Regali solidali



Lista dei Desideri - Amazon

La lista desideri Amazon è dedicata al Progetto delle CASE ACCOGLIENZA della LILT.
Con la lista dei desideri Amazon potrai fare un regalo perfetto per aiutarci nel progetto delle case di accoglienza.
Sarà un dono concreto perché nella lista dei desideri troverai proprio tutto l'occorrente che servirà ad allestire e arredare le nostre case.

Gli ospiti delle Case Accoglienza LILT sono bambini e adolescenti malati di tumore accompagnati da un genitore in situazioni socio economiche disagiate.
L'obiettivo è dare ai bambini e ai loro genitori l'atmosfera di un ambiente accogliente, nonché un prezioso momento di condivisione con altre famiglie che stanno vivendo la stessa esperienza. Una famiglia serena è parte integrante della cura: per questo la LILT si impegna a offrire tutta l'assistenza umana e psicologica necessaria per affrontare i delicati momenti della malattia e della terapia.
Nel 2015 sono stati ospitati 220 bambini con le loro mamme per un totale di 2.700 pernottamenti!

PER INFORMAZIONI su come aiutarci:
telefona al numero 02 49521 oppure consulta il sito www.legatumori.mi.it e www.donazioni.legatumorimilano.it


AIUTACI A RENDERE ANCORA PIU' ACCOGLIENTI LE NOSTRE CASE ACCOGLIENZA PER I PICCOLI PAZIENTI ONCOLOGICI.
SCEGLI UN DONO NELLA NOSTRA LISTA DEI DESIDERI. Bastano pochi "clic"

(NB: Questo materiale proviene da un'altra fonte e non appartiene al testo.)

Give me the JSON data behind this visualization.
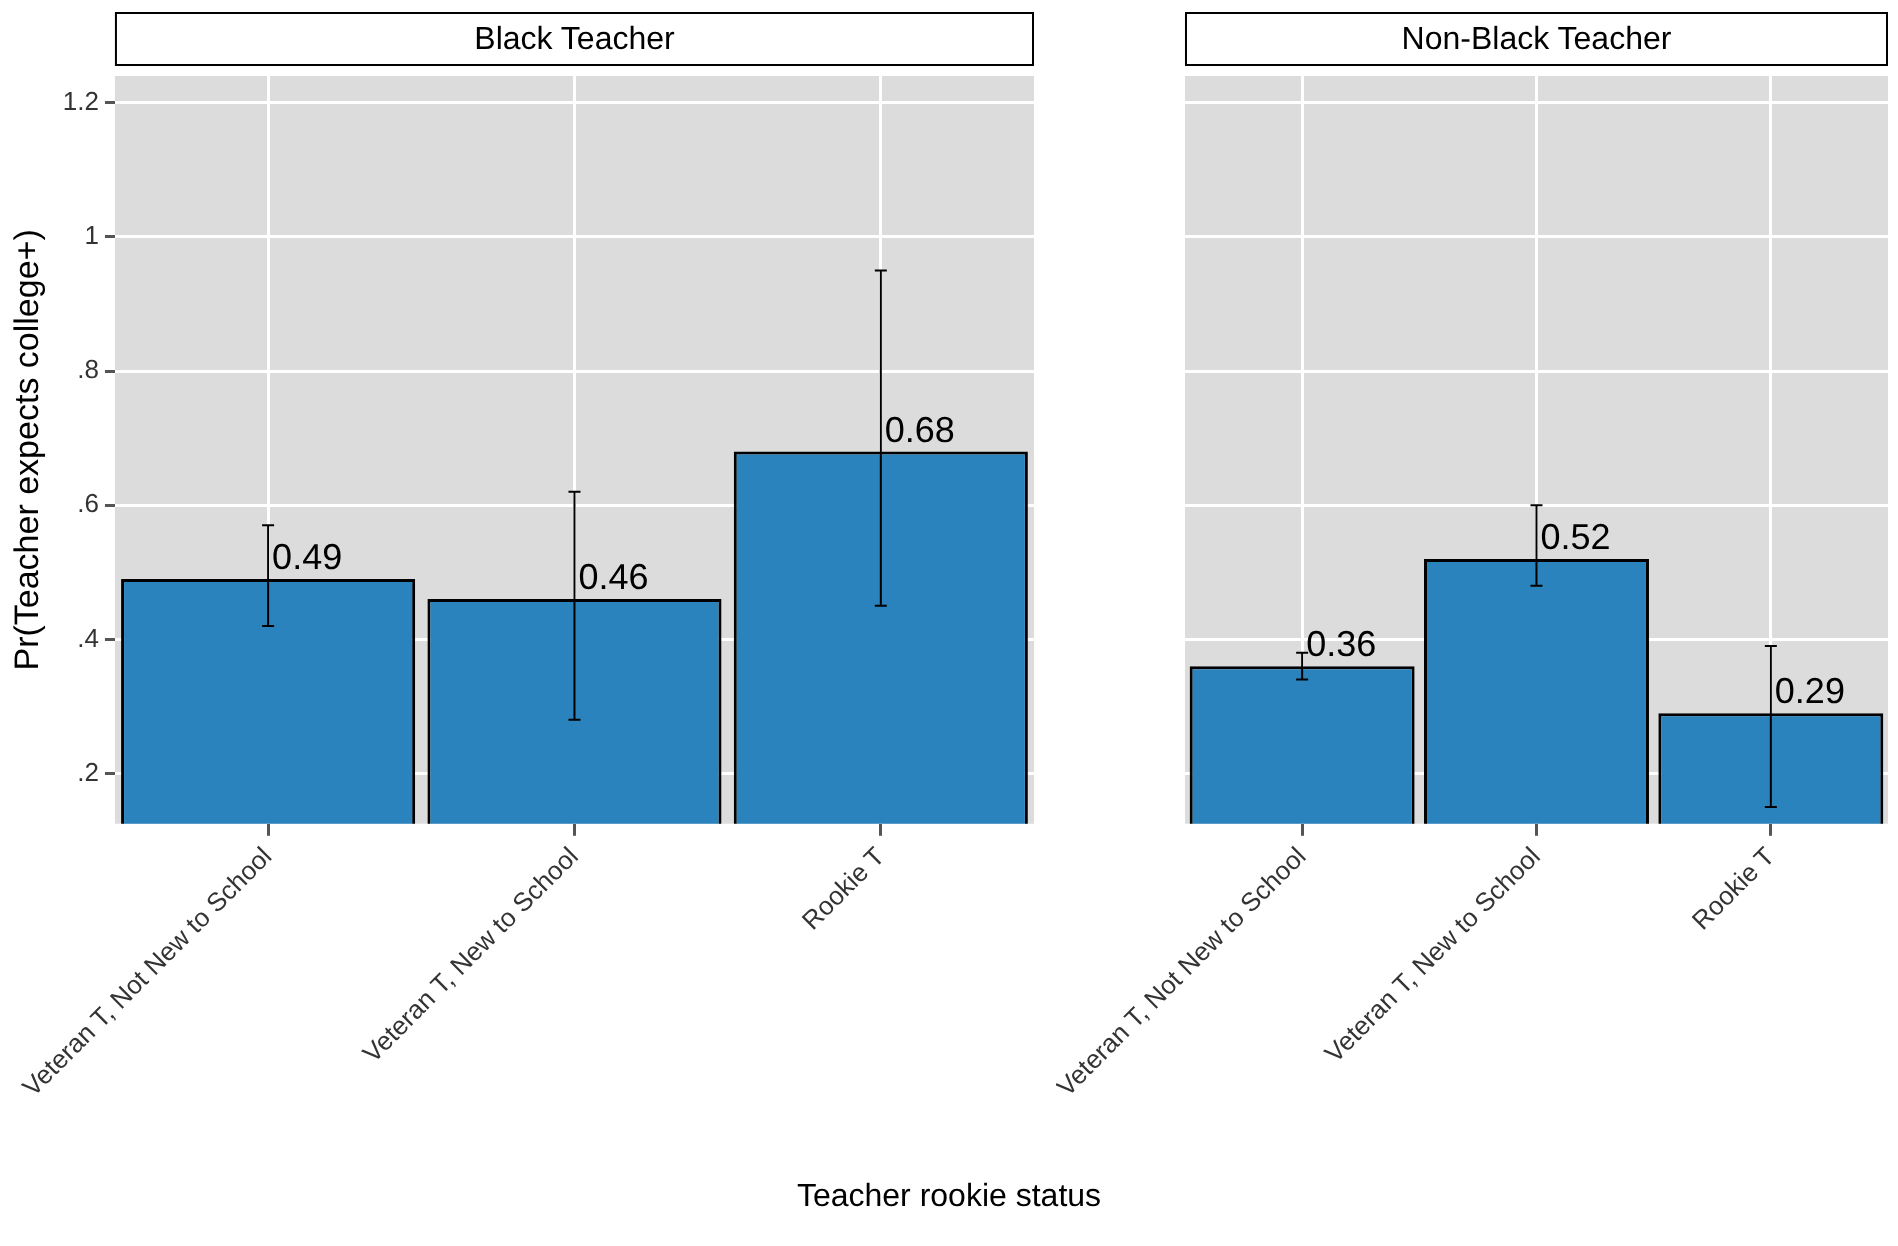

TESTIMONIANZA DI UNA MAMMA CHE E' STATA OSPITE IN UNA CASA ACCOGLIENZA LILT

"Tutti abbiamo bisogno di un luogo dove rifugiarci per riuscire a sopportare il dolore, ritrovare le forze per combattere. Ne abbiamo bisogno tutti, e a maggior ragione se al tuo bambino è stato diagnosticato un tumore e ti sembra che il mondo ti sia crollato addosso. Per mio figlio, per me, mio marito e tutta la nostra famiglia poter usufruire della casa alloggio della LILT è stato di grandissimo aiuto pratico, perché ci siamo sentiti rassicurati e accolti. Questo ha permesso a noi genitori di ritrovare la lucidità e la serenità necessarie per essere davvero di sostegno al nostro Giovanni, e a lui di sentirsi a casa, protetto. A tutti ha dato una nuova carica per affrontare la malattia."